ここへ舞い戻ってきたのも、もう何年ぶりだか全然わからない。出ていったのがいつなのかもよく覚えていない。しかしこの町の匂いは脳が思い出したらしく、懐かしいという感覚がほんの少しだけあるような気がした。俺はこの町にそぐわない黒の革靴の小気味悪い音を響かせながら、真夜中の道をひっそりと歩く。安っぽい街灯が時折俺の姿を照らすだけで、あとはただの真っ暗闇だ。俺は昔町を出てからは一度もここへ来ていなかった。しかし来られなかったのではなく、それはなるべくこの町には近付かないようにしていたからだ。理由はいろいろあったが、その頃の俺はまだ不安定も甚だしく、若く、ただがむしゃらに足掻いているただの青二才だった。色んな苦しみからただ逃れるためだけに町を出た、ケツの青い意気がり野郎だったってわけだ。あの時あいつの言う通りにしていればこんなことにはならなかっただろうが、俺は他人の(それも親密な)力に関わったまま生きるのが嫌だった。簡単にいえば独立したかった。こうやって結果的には親切に対して反発するところをみると、俺は多分馴れ合いが嫌いだ。

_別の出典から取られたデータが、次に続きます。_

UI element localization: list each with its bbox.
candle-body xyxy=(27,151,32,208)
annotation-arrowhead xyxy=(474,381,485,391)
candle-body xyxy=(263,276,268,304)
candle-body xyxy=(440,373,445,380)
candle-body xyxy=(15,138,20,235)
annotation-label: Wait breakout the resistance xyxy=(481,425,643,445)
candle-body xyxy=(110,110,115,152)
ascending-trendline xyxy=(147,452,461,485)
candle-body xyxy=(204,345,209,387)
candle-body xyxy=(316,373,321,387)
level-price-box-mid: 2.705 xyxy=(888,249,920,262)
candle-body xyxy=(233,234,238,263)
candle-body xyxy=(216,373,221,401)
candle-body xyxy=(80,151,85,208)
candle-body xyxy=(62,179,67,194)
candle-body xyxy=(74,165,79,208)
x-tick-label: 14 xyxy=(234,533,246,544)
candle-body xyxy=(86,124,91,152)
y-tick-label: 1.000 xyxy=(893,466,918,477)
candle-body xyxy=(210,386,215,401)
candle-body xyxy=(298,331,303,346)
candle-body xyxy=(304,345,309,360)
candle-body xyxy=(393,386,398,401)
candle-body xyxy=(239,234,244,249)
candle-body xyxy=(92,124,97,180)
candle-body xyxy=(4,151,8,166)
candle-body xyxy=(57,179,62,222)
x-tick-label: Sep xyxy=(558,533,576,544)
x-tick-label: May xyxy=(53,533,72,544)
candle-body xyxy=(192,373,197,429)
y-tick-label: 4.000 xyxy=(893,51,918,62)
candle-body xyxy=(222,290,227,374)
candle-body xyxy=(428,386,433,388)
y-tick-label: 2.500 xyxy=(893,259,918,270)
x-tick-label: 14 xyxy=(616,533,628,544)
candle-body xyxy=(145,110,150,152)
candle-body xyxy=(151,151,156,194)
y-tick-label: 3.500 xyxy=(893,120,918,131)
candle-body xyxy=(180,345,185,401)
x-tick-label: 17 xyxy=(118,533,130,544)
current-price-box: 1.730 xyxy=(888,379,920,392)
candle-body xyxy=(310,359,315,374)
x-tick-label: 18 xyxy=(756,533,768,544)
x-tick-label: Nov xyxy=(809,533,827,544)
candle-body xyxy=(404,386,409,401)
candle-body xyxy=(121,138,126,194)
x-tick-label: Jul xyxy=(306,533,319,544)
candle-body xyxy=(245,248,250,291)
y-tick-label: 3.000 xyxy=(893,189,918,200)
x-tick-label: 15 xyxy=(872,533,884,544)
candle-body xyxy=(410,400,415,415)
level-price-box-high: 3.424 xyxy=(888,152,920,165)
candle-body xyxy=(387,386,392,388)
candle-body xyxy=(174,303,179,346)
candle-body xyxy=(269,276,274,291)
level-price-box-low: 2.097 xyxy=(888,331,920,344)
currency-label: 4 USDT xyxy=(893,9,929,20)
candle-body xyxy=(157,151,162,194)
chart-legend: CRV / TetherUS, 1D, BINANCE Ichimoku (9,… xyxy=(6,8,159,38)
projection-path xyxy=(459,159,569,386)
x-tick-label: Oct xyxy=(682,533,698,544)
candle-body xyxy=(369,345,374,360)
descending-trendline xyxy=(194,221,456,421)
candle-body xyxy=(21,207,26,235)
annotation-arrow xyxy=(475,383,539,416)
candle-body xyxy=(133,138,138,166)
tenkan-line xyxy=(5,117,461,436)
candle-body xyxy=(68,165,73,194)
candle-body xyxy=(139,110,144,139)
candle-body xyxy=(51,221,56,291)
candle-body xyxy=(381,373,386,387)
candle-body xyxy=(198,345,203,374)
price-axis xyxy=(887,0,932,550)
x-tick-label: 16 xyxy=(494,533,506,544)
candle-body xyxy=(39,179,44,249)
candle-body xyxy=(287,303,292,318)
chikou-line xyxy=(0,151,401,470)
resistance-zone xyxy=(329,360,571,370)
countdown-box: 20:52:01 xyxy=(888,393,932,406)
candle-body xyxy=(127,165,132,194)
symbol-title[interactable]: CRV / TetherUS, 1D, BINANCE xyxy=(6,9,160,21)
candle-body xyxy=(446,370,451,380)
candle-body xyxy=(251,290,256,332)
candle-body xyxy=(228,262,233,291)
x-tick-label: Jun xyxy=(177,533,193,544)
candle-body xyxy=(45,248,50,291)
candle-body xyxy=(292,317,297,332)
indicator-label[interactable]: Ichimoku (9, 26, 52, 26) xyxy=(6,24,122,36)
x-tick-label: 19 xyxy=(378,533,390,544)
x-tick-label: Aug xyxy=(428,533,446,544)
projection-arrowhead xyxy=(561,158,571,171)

勢いだけはいっちょ前だったが、それだけで過ごして行けるほどこの世は甘くない。それがむやみに町を出て、俺が一番初めに感じた事だった。色んなことをしてきたが結局まともな仕事にありつける訳も無かった。しかし今の俺は違う。俺は社会のルールに馴染めなかった堕落者として生きていくことより、堕落者が作ったルールに馴染んで処世する手段を選んだ。こっちの方が俺にとってはかなりの好都合だった。実力のあるやつだけが生き残れる世界が大した特技も教養もない俺にとってどれだけ魅力的だったかなんて言うまでもない。むしろこっちの世界の方がより堅実じゃないかと思うくらいに単純でわかりやすい。………まあそんなことはどうでもいい、とにかく俺はやっとここまで上り詰めた。一人で生きて行ける以上の、それに安定した金を稼げるようになったんだ。あとは迎えに行くだけ、その下見に今こうしてやって来ている。
「…………ここか」
俺は一軒の家の前で立ち止まった。木造の一階建ての家で、明かりがついている所を見るとどうやら帰宅しているらしい。この辺りの家からすりゃあなかなか立派なもんだが、おそらく借家だろう。あのちっぽけな収入しか出ない商売なんかでこんな家が買えるわけがないし、苦労症といってもいいあいつのことだから毎日ぎりぎりの生活に決まってる。俺は住所が書かれた白いメモ用紙と家を見比べて確認する。やはりこの家で間違いないようだ。入って挨拶の一つでもしてやろうかと思ったが唐突に会っても混乱するだけだろうと考え直して家には上がらないことにした。そんなことをせずともこれから嫌でも会うに違いないのだから。俺はスーツの胸ポケットから皺一つない封筒を取り出し郵便受けに突っ込むと、家をしばらく見つめてから歩きだした。